荷物を片付けようとしたら「持ち方が違う」と注意されるなんてことは日常茶飯事。それはきちんと伝えていないから起こることなのですが、伝える側にとってはいつもの作業なので、なぜその指示だけできちんと動いてくれないかがわからないわけです。


プレイングマネージャーになっている人の多くが、このタイプになります。プレイングマネージャーと聞くと優秀なイメージがありますが、部下に適切な指示を与えられないから、自分が動くことになっているだけ。それもこれも伝える力が足りない結果です。
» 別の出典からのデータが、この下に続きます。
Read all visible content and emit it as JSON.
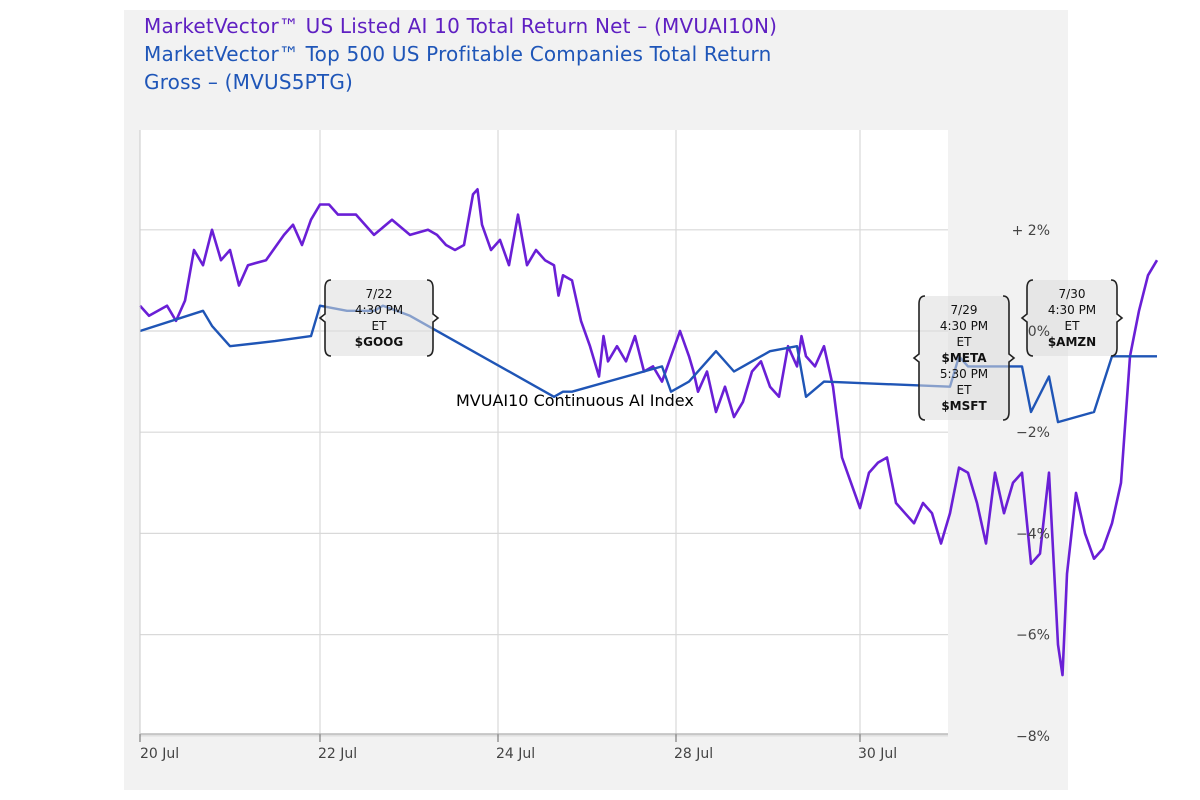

ただ、伝える力というのは学校では教わりません。そんな科目はどこにもなく、あえていうなら国語が該当しますが、論理的な説明を受けるわけではありません。「この文章を読んでAさんはどう思ったか」の問いに対して答えがあるだけ。なぜその答えになるのか、なぜ他の答えが違うのかまでは説明がありません。

「あなたの言葉は相手に伝わっていない可能性がある」。これを大前提とした会話や文章を教える時間が足りていません。そして足りていないという共通認識さえありません。だから言葉の行き違いが生まれ、そこに不毛な争いが発生する。それはとても悲しいことです。